Pas d'ouverture démocratique en vue au Rwanda après les élections

 

KIGALI, 4 oct (AFP) - Le président rwandais Paul Kagame monopolise plus que jamais le pouvoir au terme du processus électoral qui s'est terminé cette semaine, mettant fin à la période de transition en cours depuis le génocide, et qui ne débouche pas, selon des observateurs, sur l'ouverture démocratique escomptée.

Le 25 août, le président sortant Paul Kagame a été élu avec 95,05% des voix, et cette semaine la coalition autour du Front patriotique rwandais (FPR), l'ex-rébellion tutsie du chef de l'Etat, a largement remporté les élections parlementaires.

Paul Kagame, homme fort du pays depuis la fin du génocide de 1994, détient donc tous les leviers des pouvoirs exécutif et législatif. Le gouvernement sortant était dirigé par le principal parti à dominante hutue (ethnie majoritaire), le Mouvement démocratique républicain (MDR).

Le FPR est arrivé au pouvoir il y a neuf ans en mettant fin au génocide, qui a fait environ un million de morts parmi la minorité tutsie et les Hutus modérés, selon les autorités rwandaises.

Avec les scrutins présidentiel et parlementaires, présentés par Kigali comme les premières élections pluralistes depuis l'indépendance du Rwanda en 1962, le camp présidentiel acquiert une légitimité démocratique.
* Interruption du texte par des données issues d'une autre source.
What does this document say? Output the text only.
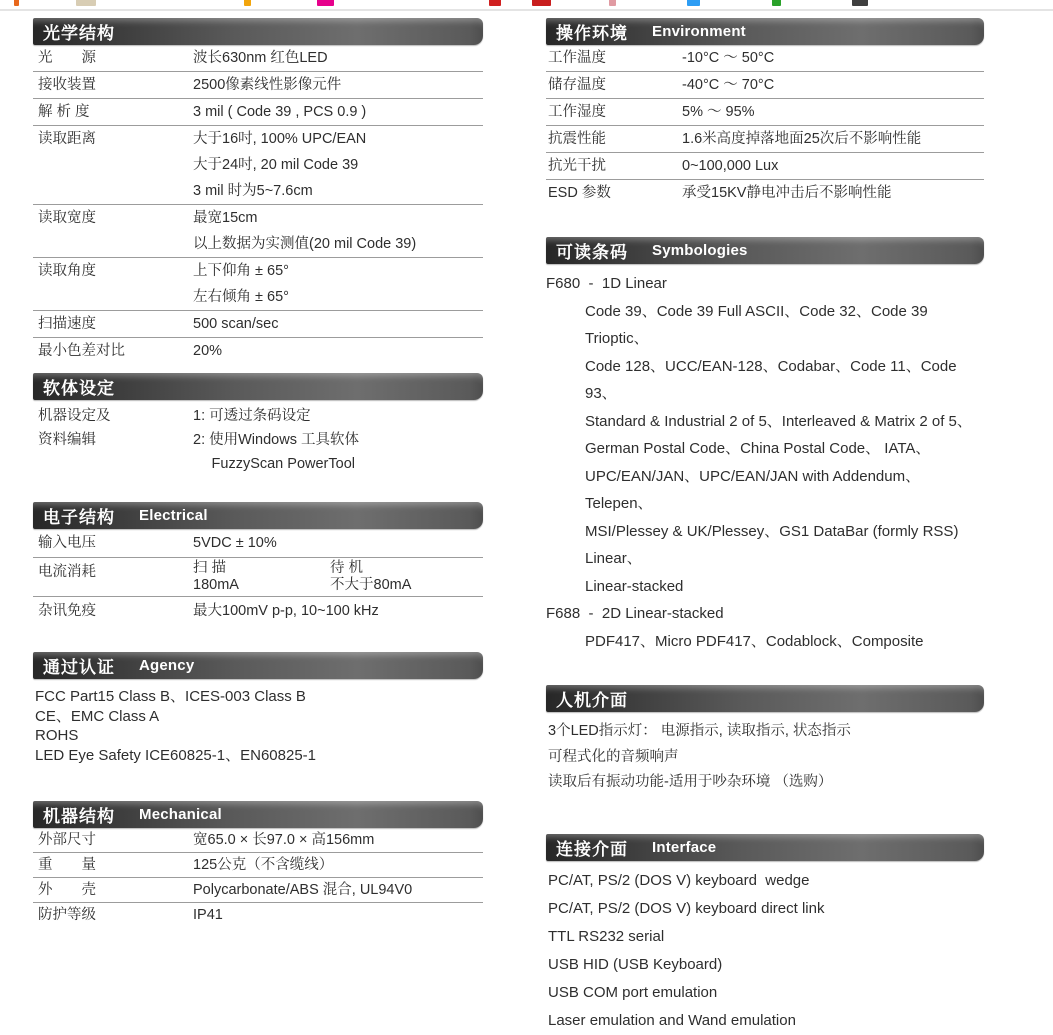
光学结构
光　　源	波长630nm 红色LED
接收装置	2500像素线性影像元件
解 析 度	3 mil ( Code 39 , PCS 0.9 )
读取距离	大于16吋, 100% UPC/EAN
大于24吋, 20 mil Code 39
3 mil 时为5~7.6cm
读取宽度	最宽15cm
以上数据为实测值(20 mil Code 39)
读取角度	上下仰角 ± 65°
左右倾角 ± 65°
扫描速度	500 scan/sec
最小色差对比	20%
软体设定
机器设定及	1: 可透过条码设定
资料编辑	2: 使用Windows 工具软体
　 FuzzyScan PowerTool
电子结构 Electrical
输入电压	5VDC ± 10%
电流消耗	扫 描	待 机
180mA	不大于80mA
杂讯免疫	最大100mV p-p, 10~100 kHz
通过认证 Agency
FCC Part15 Class B、ICES-003 Class B
CE、EMC Class A
ROHS
LED Eye Safety ICE60825-1、EN60825-1
机器结构 Mechanical
外部尺寸	宽65.0 × 长97.0 × 高156mm
重　　量	125公克（不含缆线）
外　　壳	Polycarbonate/ABS 混合, UL94V0
防护等级	IP41
操作环境 Environment
工作温度	-10°C ～ 50°C
储存温度	-40°C ～ 70°C
工作湿度	5% ～ 95%
抗震性能	1.6米高度掉落地面25次后不影响性能
抗光干扰	0~100,000 Lux
ESD 参数	承受15KV静电冲击后不影响性能
可读条码 Symbologies
F680  -  1D Linear
Code 39、Code 39 Full ASCII、Code 32、Code 39 Trioptic、
Code 128、UCC/EAN-128、Codabar、Code 11、Code 93、
Standard & Industrial 2 of 5、Interleaved & Matrix 2 of 5、
German Postal Code、China Postal Code、 IATA、
UPC/EAN/JAN、UPC/EAN/JAN with Addendum、Telepen、
MSI/Plessey & UK/Plessey、GS1 DataBar (formly RSS) Linear、
Linear-stacked
F688  -  2D Linear-stacked
PDF417、Micro PDF417、Codablock、Composite
人机介面
3个LED指示灯： 电源指示, 读取指示, 状态指示
可程式化的音频响声
读取后有振动功能-适用于吵杂环境 （选购）
连接介面 Interface
PC/AT, PS/2 (DOS V) keyboard  wedge
PC/AT, PS/2 (DOS V) keyboard direct link
TTL RS232 serial
USB HID (USB Keyboard)
USB COM port emulation
Laser emulation and Wand emulation
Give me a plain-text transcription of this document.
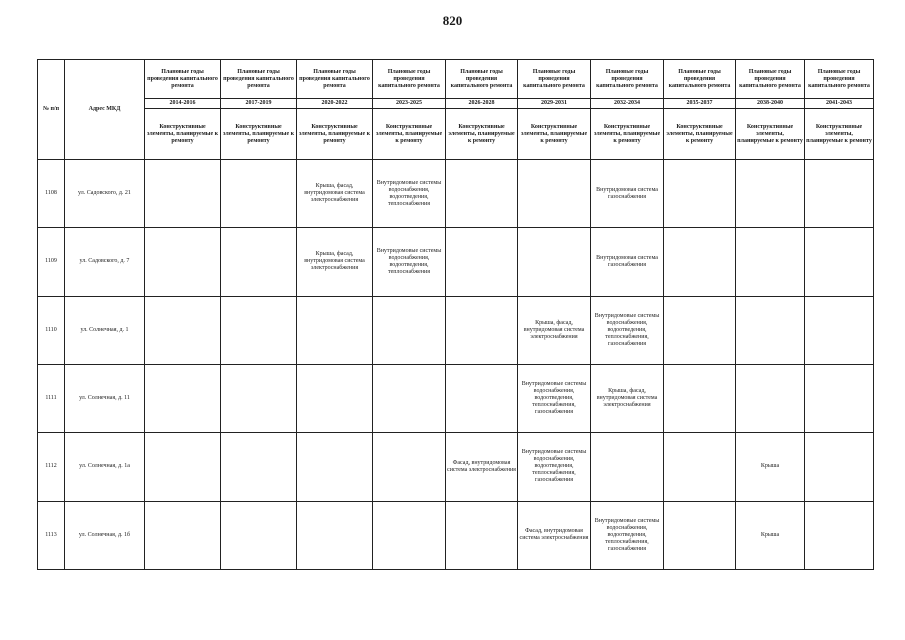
820
№ п/п	Адрес МКД	Плановые годы проведения капитального ремонта	Плановые годы проведения капитального ремонта	Плановые годы проведения капитального ремонта	Плановые годы проведения капитального ремонта	Плановые годы проведения капитального ремонта	Плановые годы проведения капитального ремонта	Плановые годы проведения капитального ремонта	Плановые годы проведения капитального ремонта	Плановые годы проведения капитального ремонта	Плановые годы проведения капитального ремонта
		2014-2016	2017-2019	2020-2022	2023-2025	2026-2028	2029-2031	2032-2034	2035-2037	2038-2040	2041-2043
		Конструктивные элементы, планируемые к ремонту	Конструктивные элементы, планируемые к ремонту	Конструктивные элементы, планируемые к ремонту	Конструктивные элементы, планируемые к ремонту	Конструктивные элементы, планируемые к ремонту	Конструктивные элементы, планируемые к ремонту	Конструктивные элементы, планируемые к ремонту	Конструктивные элементы, планируемые к ремонту	Конструктивные элементы, планируемые к ремонту	Конструктивные элементы, планируемые к ремонту
1108	ул. Садовского, д. 21			Крыша, фасад, внутридомовая система электроснабжения	Внутридомовые системы водоснабжения, водоотведения, теплоснабжения			Внутридомовая система газоснабжения			
1109	ул. Садовского, д. 7			Крыша, фасад, внутридомовая система электроснабжения	Внутридомовые системы водоснабжения, водоотведения, теплоснабжения			Внутридомовая система газоснабжения			
1110	ул. Солнечная, д. 1						Крыша, фасад, внутридомовая система электроснабжения	Внутридомовые системы водоснабжения, водоотведения, теплоснабжения, газоснабжения			
1111	ул. Солнечная, д. 11						Внутридомовые системы водоснабжения, водоотведения, теплоснабжения, газоснабжения	Крыша, фасад, внутридомовая система электроснабжения			
1112	ул. Солнечная, д. 1а					Фасад, внутридомовая система электроснабжения	Внутридомовые системы водоснабжения, водоотведения, теплоснабжения, газоснабжения			Крыша	
1113	ул. Солнечная, д. 1б						Фасад, внутридомовая система электроснабжения	Внутридомовые системы водоснабжения, водоотведения, теплоснабжения, газоснабжения		Крыша	
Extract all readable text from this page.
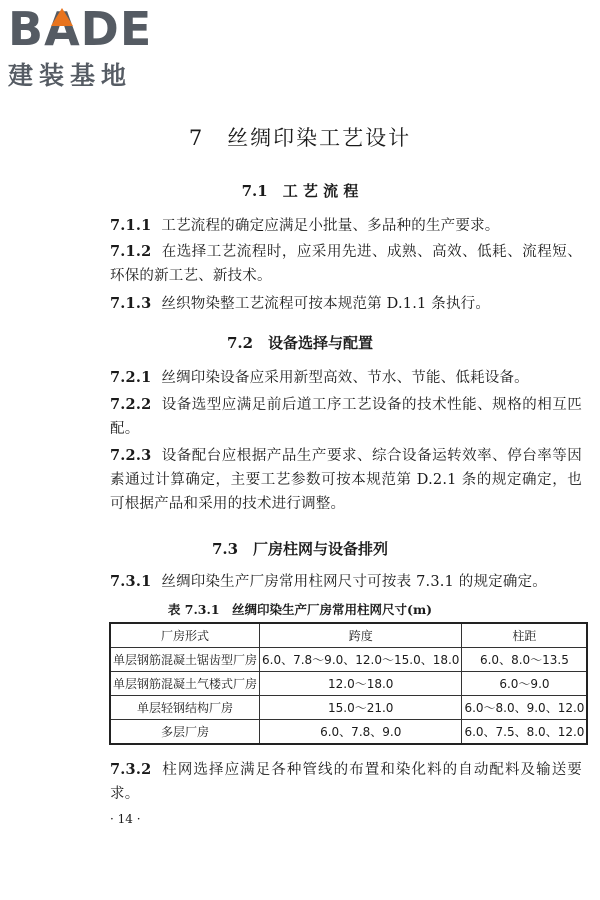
B A DE
建装基地
7　丝绸印染工艺设计
7.1　工 艺 流 程
7.1.1 工艺流程的确定应满足小批量、多品种的生产要求。
7.1.2 在选择工艺流程时，应采用先进、成熟、高效、低耗、流程短、环保的新工艺、新技术。
7.1.3 丝织物染整工艺流程可按本规范第 D.1.1 条执行。
7.2　设备选择与配置
7.2.1 丝绸印染设备应采用新型高效、节水、节能、低耗设备。
7.2.2 设备选型应满足前后道工序工艺设备的技术性能、规格的相互匹配。
7.2.3 设备配台应根据产品生产要求、综合设备运转效率、停台率等因素通过计算确定，主要工艺参数可按本规范第 D.2.1 条的规定确定，也可根据产品和采用的技术进行调整。
7.3　厂房柱网与设备排列
7.3.1 丝绸印染生产厂房常用柱网尺寸可按表 7.3.1 的规定确定。
表 7.3.1　丝绸印染生产厂房常用柱网尺寸(m)
厂房形式	跨度	柱距
单层钢筋混凝土锯齿型厂房	6.0、7.8～9.0、12.0～15.0、18.0	6.0、8.0～13.5
单层钢筋混凝土气楼式厂房	12.0～18.0	6.0～9.0
单层轻钢结构厂房	15.0～21.0	6.0～8.0、9.0、12.0
多层厂房	6.0、7.8、9.0	6.0、7.5、8.0、12.0
7.3.2 柱网选择应满足各种管线的布置和染化料的自动配料及输送要求。
· 14 ·
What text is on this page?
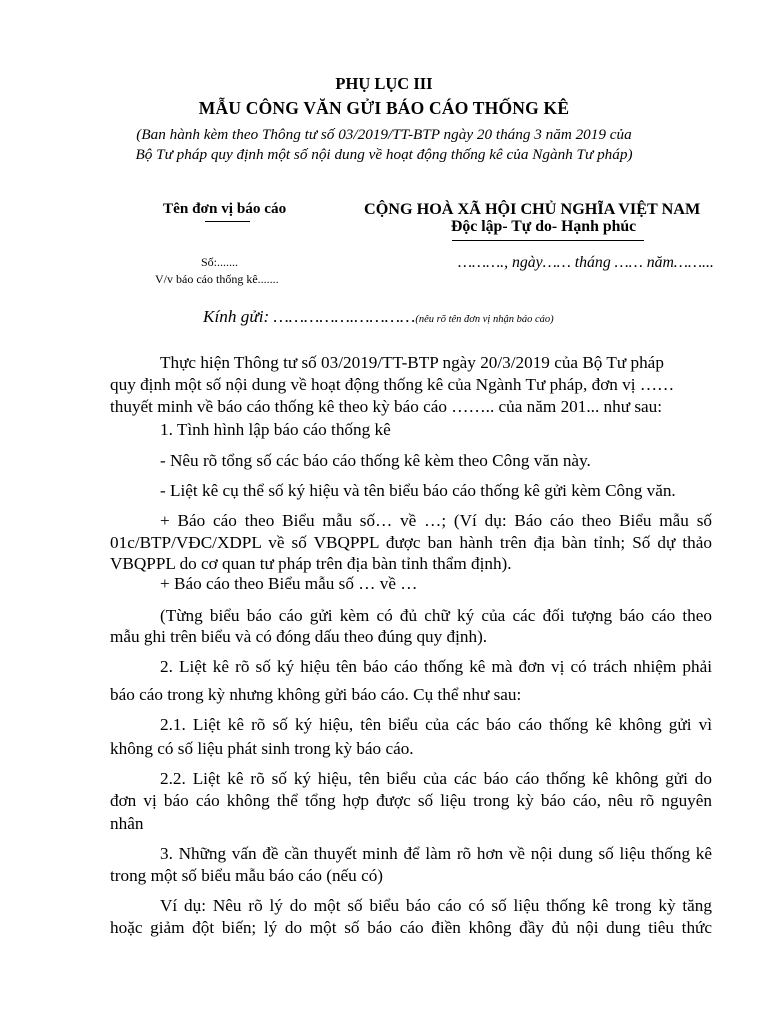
PHỤ LỤC III
MẪU CÔNG VĂN GỬI BÁO CÁO THỐNG KÊ
(Ban hành kèm theo Thông tư số 03/2019/TT-BTP ngày 20 tháng 3 năm 2019 của
Bộ Tư pháp quy định một số nội dung về hoạt động thống kê của Ngành Tư pháp)
Tên đơn vị báo cáo	CỘNG HOÀ XÃ HỘI CHỦ NGHĨA VIỆT NAM
Độc lập- Tự do- Hạnh phúc
Số:.......
V/v báo cáo thống kê.......
………., ngày…… tháng …… năm……...
Kính gửi: …………….…………(nêu rõ tên đơn vị nhận báo cáo)
Thực hiện Thông tư số 03/2019/TT-BTP ngày 20/3/2019 của Bộ Tư pháp
quy định một số nội dung về hoạt động thống kê của Ngành Tư pháp, đơn vị ……
thuyết minh về báo cáo thống kê theo kỳ báo cáo …….. của năm 201... như sau:
1. Tình hình lập báo cáo thống kê
- Nêu rõ tổng số các báo cáo thống kê kèm theo Công văn này.
- Liệt kê cụ thể số ký hiệu và tên biểu báo cáo thống kê gửi kèm Công văn.
+ Báo cáo theo Biểu mẫu số… về …; (Ví dụ: Báo cáo theo Biểu mẫu số
01c/BTP/VĐC/XDPL về số VBQPPL được ban hành trên địa bàn tỉnh; Số dự thảo
VBQPPL do cơ quan tư pháp trên địa bàn tỉnh thẩm định).
+ Báo cáo theo Biểu mẫu số … về …
(Từng biểu báo cáo gửi kèm có đủ chữ ký của các đối tượng báo cáo theo
mẫu ghi trên biểu và có đóng dấu theo đúng quy định).
2. Liệt kê rõ số ký hiệu tên báo cáo thống kê mà đơn vị có trách nhiệm phải
báo cáo trong kỳ nhưng không gửi báo cáo. Cụ thể như sau:
2.1. Liệt kê rõ số ký hiệu, tên biểu của các báo cáo thống kê không gửi vì
không có số liệu phát sinh trong kỳ báo cáo.
2.2. Liệt kê rõ số ký hiệu, tên biểu của các báo cáo thống kê không gửi do
đơn vị báo cáo không thể tổng hợp được số liệu trong kỳ báo cáo, nêu rõ nguyên
nhân
3. Những vấn đề cần thuyết minh để làm rõ hơn về nội dung số liệu thống kê
trong một số biểu mẫu báo cáo (nếu có)
Ví dụ: Nêu rõ lý do một số biểu báo cáo có số liệu thống kê trong kỳ tăng
hoặc giảm đột biến; lý do một số báo cáo điền không đầy đủ nội dung tiêu thức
Mais ces victoires ne sont pas une surprise. L'opposition a d'abord été discréditée et accusée de prêcher la division ethnique, un crime très grave dans ce pays encore traumatisé par le génocide. Puis, avant les élections, les partis et candidats en mesure d'inquiéter le FPR ont été interdits ou disqualifiés.

"Après la victoire de M. Kagame à la présidentielle, le régime avait encore le choix entre deux options", estime un diplomate occidental à Kigali, sous couvert d'anonymat. "Fort de son succès, il pouvait s'ouvrir à une certaine opposition; ou bien, galvanisé par son score écrasant, il pouvait se durcir. C'est ce chemin qu'il semble prendre à la lumière des législatives", ajoute-t-il.

Le FPR et sa coalition ont obtenu la majorité absolue des sièges à la Chambre des députés.

Selon plusieurs sources proches du parti présidentiel, cette coalition décroche environ 58 des 80 sièges à la chambre basse.

Quant aux deux autres partis représentés à la Chambre des députés, il s'agit d'alliés du FPR.

Dans ce contexte, le partage du pouvoir au sein du gouvernement, prévu par la Constitution adoptée par référendum fin mai, risque de se faire entre une poignée de partis qui sont tous issus de la même mouvance.

"Paradoxalement, le paysage politique à la fin de la transition est plus monolithique qu'après le génocide", relève un observateur de la région, qui a également requis l'anonymat.

Dans l'Assemblée nationale de transition, mise en place après le génocide, huit partis, plus l'Armée patriotique rwandaise (APR), émanation du FPR, disposaient du même nombre de députés.

Parmi ces formations figurait le MDR, qui a dirigé le gouvernement pendant les neuf dernières années et a tant bien que mal servi de contrepoids au FPR, avant d'être dissout cette année pour "divisionnisme ethnique".

Les observateurs de l'Union européenne ont estimé que les élections n'avaient pas eu les effets escomptés en matière d'ouverture démocratique.

"Il est regrettable qu'elles n'aient pas contribué à ouvrir davantage la société rwandaise et à renforcer les libertés fondamentales", a estimé vendredi la chef de la mission d'observation, Colette Flesch, qui a relevé des "irrégularités" et des "fraudes" lors de la présidentielle et des législatives.

"Les éléments concernant la période pré-électorale indiquent qu'il y a du chemin à faire en matière de pluralisme politique", a-t-elle ajouté, en évoquant une "opposition entravée".

Selon certains diplomates européens, les irrégularités constatées par les observateurs seraient d'ailleurs plus graves que celles officiellement relevées. "Il y a eu certaines pressions diplomatiques pour atténuer le rapport" des observateurs de l'UE, a affirmé l'un d'entre eux.